I'm not sure where the best place to post this is but as it mostly concerns depression (whether I have it or not) I thought I'd plant it here.
I have undoubtedly had depression in the past and the last time was over a year ago (I ended up leaving a stressful job), I wanted therapy but none was available so went on SSRIs (for the first time) and they helped, I was on them 6 months tapered off last summer as I felt fine.
My mood improved but my energy levels were never the same, my sport performance went off and has never come back. I got a new job but it's low paid/low status/low satisfaction type job, I am a failure career wise that is a fact.

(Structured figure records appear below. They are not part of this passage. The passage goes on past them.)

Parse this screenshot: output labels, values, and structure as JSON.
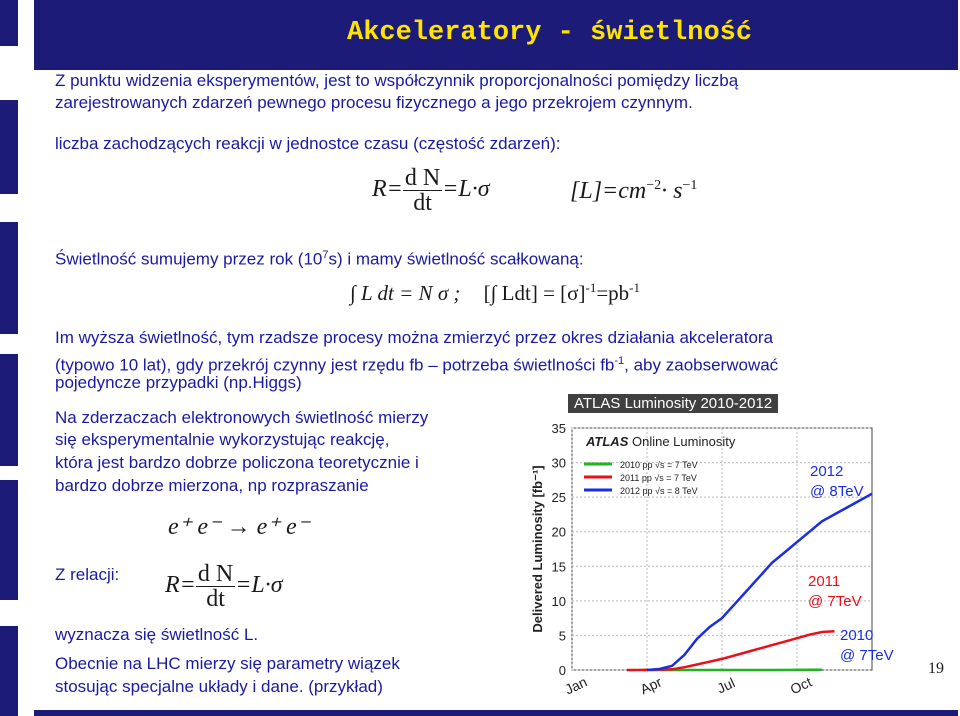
{
  "slide": {
    "title": "Akceleratory - świetlność",
    "page_number": "19",
    "intro_line1": "Z punktu widzenia eksperymentów, jest to współczynnik proporcjonalności pomiędzy liczbą",
    "intro_line2": "zarejestrowanych zdarzeń pewnego procesu fizycznego a jego przekrojem czynnym.",
    "rate_label": "liczba zachodzących reakcji w jednostce czasu (częstość zdarzeń):",
    "integrated_pre": "Świetlność sumujemy przez rok (10",
    "integrated_sup": "7",
    "integrated_post": "s)  i mamy świetlność scałkowaną:",
    "para1_line1": "Im wyższa świetlność, tym rzadsze procesy można zmierzyć przez okres działania akceleratora",
    "para1_line2_pre": "(typowo 10 lat), gdy przekrój czynny jest rzędu fb – potrzeba świetlności fb",
    "para1_line2_sup": "-1",
    "para1_line2_post": ", aby zaobserwować",
    "para1_line3": "pojedyncze przypadki (np.Higgs)",
    "para2_line1": "Na zderzaczach elektronowych świetlność mierzy",
    "para2_line2": "się eksperymentalnie wykorzystując reakcję,",
    "para2_line3": "która jest bardzo dobrze policzona teoretycznie i",
    "para2_line4": "bardzo dobrze mierzona, np rozpraszanie",
    "relation_label": "Z relacji:",
    "defines_line": "wyznacza się świetlność L.",
    "final_line1": "Obecnie na LHC mierzy się parametry wiązek",
    "final_line2": "stosując specjalne układy i dane. (przykład)"
  },
  "formulas": {
    "rate_lhs": "R=",
    "rate_num": "d N",
    "rate_den": "dt",
    "rate_rhs": "=L·σ",
    "units": "[L]=cm",
    "units_exp1": "−2",
    "units_mid": "· s",
    "units_exp2": "−1",
    "integral_left": "∫ L dt = N  σ  ;",
    "integral_right": "[∫ Ldt] = [σ]",
    "integral_exp": "-1",
    "integral_eq": "=pb",
    "integral_exp2": "-1",
    "reaction": "e⁺ e⁻ → e⁺ e⁻"
  },
  "chart_data": {
    "type": "line",
    "title": "ATLAS Luminosity 2010-2012",
    "subtitle": "ATLAS Online Luminosity",
    "ylabel": "Delivered Luminosity [fb⁻¹]",
    "ylim": [
      0,
      35
    ],
    "yticks": [
      0,
      5,
      10,
      15,
      20,
      25,
      30,
      35
    ],
    "xticks": [
      "Jan",
      "Apr",
      "Jul",
      "Oct"
    ],
    "x_domain_months": [
      0,
      12
    ],
    "grid": true,
    "legend_position": "top-left",
    "series": [
      {
        "name": "2010 pp √s = 7 TeV",
        "color": "#1fb51f",
        "annotation": "2010\n@ 7TeV",
        "points": [
          [
            2.9,
            0
          ],
          [
            4,
            0
          ],
          [
            5,
            0
          ],
          [
            6,
            0
          ],
          [
            7,
            0.001
          ],
          [
            8,
            0.004
          ],
          [
            9,
            0.02
          ],
          [
            9.5,
            0.04
          ],
          [
            10,
            0.048
          ]
        ]
      },
      {
        "name": "2011 pp √s = 7 TeV",
        "color": "#e8101a",
        "annotation": "2011\n@ 7TeV",
        "points": [
          [
            2.2,
            0
          ],
          [
            3,
            0.01
          ],
          [
            4,
            0.1
          ],
          [
            4.5,
            0.4
          ],
          [
            5,
            0.8
          ],
          [
            5.5,
            1.2
          ],
          [
            6,
            1.6
          ],
          [
            6.5,
            2.1
          ],
          [
            7,
            2.6
          ],
          [
            7.5,
            3.1
          ],
          [
            8,
            3.6
          ],
          [
            8.5,
            4.1
          ],
          [
            9,
            4.6
          ],
          [
            9.5,
            5.1
          ],
          [
            10,
            5.5
          ],
          [
            10.5,
            5.6
          ]
        ]
      },
      {
        "name": "2012 pp √s = 8 TeV",
        "color": "#1a2de0",
        "annotation": "2012\n@ 8TeV",
        "points": [
          [
            3,
            0
          ],
          [
            3.5,
            0.15
          ],
          [
            4,
            0.6
          ],
          [
            4.5,
            2.2
          ],
          [
            5,
            4.5
          ],
          [
            5.5,
            6.2
          ],
          [
            6,
            7.5
          ],
          [
            6.5,
            9.5
          ],
          [
            7,
            11.5
          ],
          [
            7.5,
            13.5
          ],
          [
            8,
            15.5
          ],
          [
            8.5,
            17
          ],
          [
            9,
            18.5
          ],
          [
            9.5,
            20
          ],
          [
            10,
            21.5
          ],
          [
            10.5,
            22.5
          ],
          [
            11,
            23.5
          ],
          [
            11.5,
            24.5
          ],
          [
            12,
            25.5
          ]
        ]
      }
    ]
  }
}
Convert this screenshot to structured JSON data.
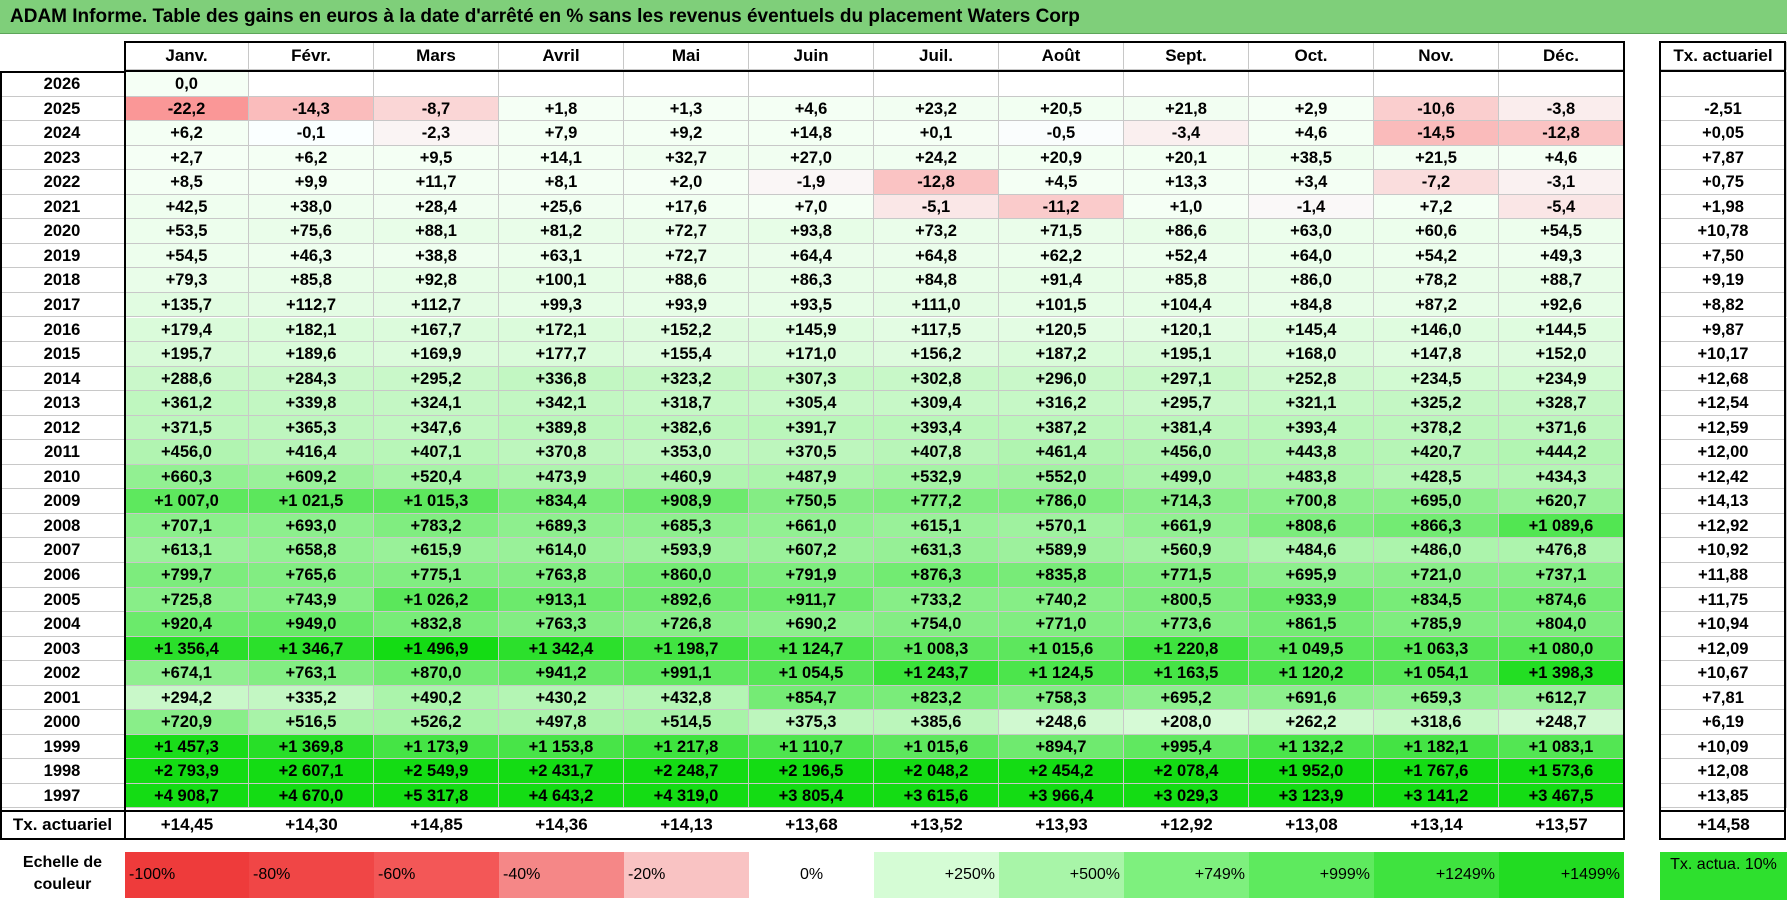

I'm not sure if I'm still depressed. I'm still a worrier that's for sure. I'm tired all the time and usually do my job come home and flake - for a while I pushed back with exercise but that seemed to make me worse (more tired).
My brain feels fuzzy and disorganised, no energy, not looking forward to things or taking pleasure in what I used to (sport). I have 4 days off work with the bank holidays and thought I would feel better with rest but I just feel flat.
I'm not tearful or sad, just flat. Maybe this is normal. Maybe I'm not depressed. I have a GP appointment (first in almost a year), I have some gynae things I need to discuss and I'm also thinking I need to discuss possible depression/my fatigue. Just hoping I can get it across properly.
Just needed to write this somewhere, people on here often comment on how 'well' I seem in my posts and maybe even wonder why I'm here - but I do struggle, not as badly as many, but have always put as bright a face on it as I can. Not sure I'll ever be completely 'well' or if it's realistic to think I can be.